Anche nelle provincia di Savona si è costituito un comitato di Possibile

Anche nelle provincia di Savona  si è costituito un  comitato di Possibile, il nuovo soggetto politico promosso da Giuseppe Civati, che si colloca in modo nuovo in un’area laica e progressista creando uno spazio aperto ai cittadini che si vogliono riappropriare  di una sovranità  che negli ultimi anni si è andata via via erodendo ( art. 1 della Costituzione).
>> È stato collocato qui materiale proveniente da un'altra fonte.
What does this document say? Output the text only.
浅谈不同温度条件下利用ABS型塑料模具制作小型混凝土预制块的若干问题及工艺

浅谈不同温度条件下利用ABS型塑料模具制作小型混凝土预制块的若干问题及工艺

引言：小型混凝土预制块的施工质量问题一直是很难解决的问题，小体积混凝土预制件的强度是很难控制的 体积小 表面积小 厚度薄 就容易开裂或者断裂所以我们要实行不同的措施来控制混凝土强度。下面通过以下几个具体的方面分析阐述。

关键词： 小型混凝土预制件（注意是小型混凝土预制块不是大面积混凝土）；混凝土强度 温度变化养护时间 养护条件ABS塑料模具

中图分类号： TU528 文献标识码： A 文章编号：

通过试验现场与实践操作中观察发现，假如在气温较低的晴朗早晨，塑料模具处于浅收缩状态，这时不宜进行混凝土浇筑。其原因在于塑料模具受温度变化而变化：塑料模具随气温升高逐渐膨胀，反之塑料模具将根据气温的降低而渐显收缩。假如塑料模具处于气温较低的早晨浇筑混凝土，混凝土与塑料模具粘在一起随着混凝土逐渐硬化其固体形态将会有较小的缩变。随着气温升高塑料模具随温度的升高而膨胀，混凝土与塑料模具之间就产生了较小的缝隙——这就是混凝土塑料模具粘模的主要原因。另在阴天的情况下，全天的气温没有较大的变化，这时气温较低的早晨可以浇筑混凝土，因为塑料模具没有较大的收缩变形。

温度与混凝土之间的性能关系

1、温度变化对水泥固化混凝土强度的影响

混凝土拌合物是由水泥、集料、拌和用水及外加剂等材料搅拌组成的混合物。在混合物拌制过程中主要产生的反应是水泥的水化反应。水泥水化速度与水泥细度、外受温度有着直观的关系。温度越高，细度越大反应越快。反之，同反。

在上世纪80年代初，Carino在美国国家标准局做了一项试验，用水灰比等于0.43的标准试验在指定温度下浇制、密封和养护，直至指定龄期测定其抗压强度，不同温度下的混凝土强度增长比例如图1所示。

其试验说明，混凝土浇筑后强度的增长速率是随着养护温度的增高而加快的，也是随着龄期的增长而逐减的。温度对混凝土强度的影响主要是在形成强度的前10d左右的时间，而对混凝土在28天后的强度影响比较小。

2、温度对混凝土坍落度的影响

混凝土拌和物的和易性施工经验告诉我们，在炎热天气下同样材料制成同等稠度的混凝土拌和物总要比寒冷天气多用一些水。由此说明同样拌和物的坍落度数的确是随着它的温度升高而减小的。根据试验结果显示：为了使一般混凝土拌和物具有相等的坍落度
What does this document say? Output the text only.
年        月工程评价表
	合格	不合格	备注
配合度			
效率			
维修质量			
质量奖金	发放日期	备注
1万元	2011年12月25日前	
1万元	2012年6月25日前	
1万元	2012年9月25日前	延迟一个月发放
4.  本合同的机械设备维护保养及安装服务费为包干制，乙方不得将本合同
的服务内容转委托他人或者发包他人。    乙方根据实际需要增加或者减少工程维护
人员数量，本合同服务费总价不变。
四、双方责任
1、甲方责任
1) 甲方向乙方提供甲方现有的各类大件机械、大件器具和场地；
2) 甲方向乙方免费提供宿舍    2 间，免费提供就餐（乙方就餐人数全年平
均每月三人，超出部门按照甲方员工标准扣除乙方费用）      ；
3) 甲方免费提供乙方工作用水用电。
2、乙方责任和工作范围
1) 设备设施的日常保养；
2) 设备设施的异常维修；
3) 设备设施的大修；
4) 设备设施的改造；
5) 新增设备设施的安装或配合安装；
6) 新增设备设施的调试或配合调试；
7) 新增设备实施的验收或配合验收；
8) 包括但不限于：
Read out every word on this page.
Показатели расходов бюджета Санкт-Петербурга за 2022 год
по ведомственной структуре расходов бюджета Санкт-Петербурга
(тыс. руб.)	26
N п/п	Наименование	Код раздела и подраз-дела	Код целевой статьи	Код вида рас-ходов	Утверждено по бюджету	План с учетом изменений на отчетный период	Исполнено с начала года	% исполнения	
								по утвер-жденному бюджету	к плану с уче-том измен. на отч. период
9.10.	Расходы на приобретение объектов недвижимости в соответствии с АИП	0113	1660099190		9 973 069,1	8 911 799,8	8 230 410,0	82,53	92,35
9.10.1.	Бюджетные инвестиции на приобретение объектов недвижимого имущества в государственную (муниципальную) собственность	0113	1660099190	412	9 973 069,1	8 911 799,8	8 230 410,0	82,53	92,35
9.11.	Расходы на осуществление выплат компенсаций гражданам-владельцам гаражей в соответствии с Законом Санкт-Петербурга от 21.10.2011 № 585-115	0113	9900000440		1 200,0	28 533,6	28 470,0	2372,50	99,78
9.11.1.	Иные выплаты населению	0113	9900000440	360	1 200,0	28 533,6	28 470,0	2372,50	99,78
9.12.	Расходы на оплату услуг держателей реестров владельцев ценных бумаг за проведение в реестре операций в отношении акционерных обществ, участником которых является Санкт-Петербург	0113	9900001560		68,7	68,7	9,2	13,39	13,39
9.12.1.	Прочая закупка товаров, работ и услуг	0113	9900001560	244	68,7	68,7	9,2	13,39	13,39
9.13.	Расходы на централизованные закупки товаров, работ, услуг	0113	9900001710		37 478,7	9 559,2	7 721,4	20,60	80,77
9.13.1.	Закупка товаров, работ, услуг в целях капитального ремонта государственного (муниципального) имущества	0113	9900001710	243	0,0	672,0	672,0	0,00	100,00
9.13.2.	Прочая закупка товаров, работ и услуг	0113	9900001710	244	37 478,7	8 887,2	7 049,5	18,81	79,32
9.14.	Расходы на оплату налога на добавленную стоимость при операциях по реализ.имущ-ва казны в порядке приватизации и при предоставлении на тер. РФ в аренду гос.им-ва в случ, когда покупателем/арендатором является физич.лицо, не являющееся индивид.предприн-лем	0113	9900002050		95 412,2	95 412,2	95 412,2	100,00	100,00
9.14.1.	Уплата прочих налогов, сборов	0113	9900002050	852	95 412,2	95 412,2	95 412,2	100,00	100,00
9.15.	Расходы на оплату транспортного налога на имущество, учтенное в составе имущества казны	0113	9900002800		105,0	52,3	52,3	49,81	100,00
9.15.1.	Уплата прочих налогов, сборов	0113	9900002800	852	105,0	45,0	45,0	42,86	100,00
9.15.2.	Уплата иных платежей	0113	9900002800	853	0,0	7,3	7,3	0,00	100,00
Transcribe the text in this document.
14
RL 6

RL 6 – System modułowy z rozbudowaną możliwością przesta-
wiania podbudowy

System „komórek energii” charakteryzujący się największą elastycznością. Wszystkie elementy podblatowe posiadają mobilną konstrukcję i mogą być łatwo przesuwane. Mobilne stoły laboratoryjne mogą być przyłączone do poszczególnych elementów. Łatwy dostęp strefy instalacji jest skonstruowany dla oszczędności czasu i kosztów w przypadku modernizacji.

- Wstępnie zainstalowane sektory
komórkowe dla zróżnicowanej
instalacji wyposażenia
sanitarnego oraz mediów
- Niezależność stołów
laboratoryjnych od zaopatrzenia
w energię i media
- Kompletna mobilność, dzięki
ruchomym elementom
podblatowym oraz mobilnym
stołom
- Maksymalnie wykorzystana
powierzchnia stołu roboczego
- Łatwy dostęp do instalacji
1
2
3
Il neo comitato – ARTICOLO 3 SAVONA-  si sta attivando per la campagna referendaria che, a Palazzo Tursi, a Genova, giovedì 23, ha preso il via ufficialmente, campagna che – va sottolineato- viene  per ora quasi  totalmente ignorata dalla stampa nazionale. Anche il comitato savonese   si impegnerà, a partire dalla prossima settimana, nella raccolta firme. I cittadini potranno firmare  per gli otto quesiti referendari, o anche solo per alcuni, negli Uffici della maggior parte dei Comuni della provincia di Savona  o presso i banchetti che verranno allestiti. I referendum proposti riguardano provvedimenti approvati negli ultimi mesi  e in merito ai quali  è emerso da più parti  un forte dissenso, di cui tra l’altro, non si è tenuto conto. Con i referendum , che riguardano il Jobs Act, lo Sblocca Italia, l’Italicum, la Buona scuola, le trivelle in Adriatico, i cittadini potranno dire la loro!.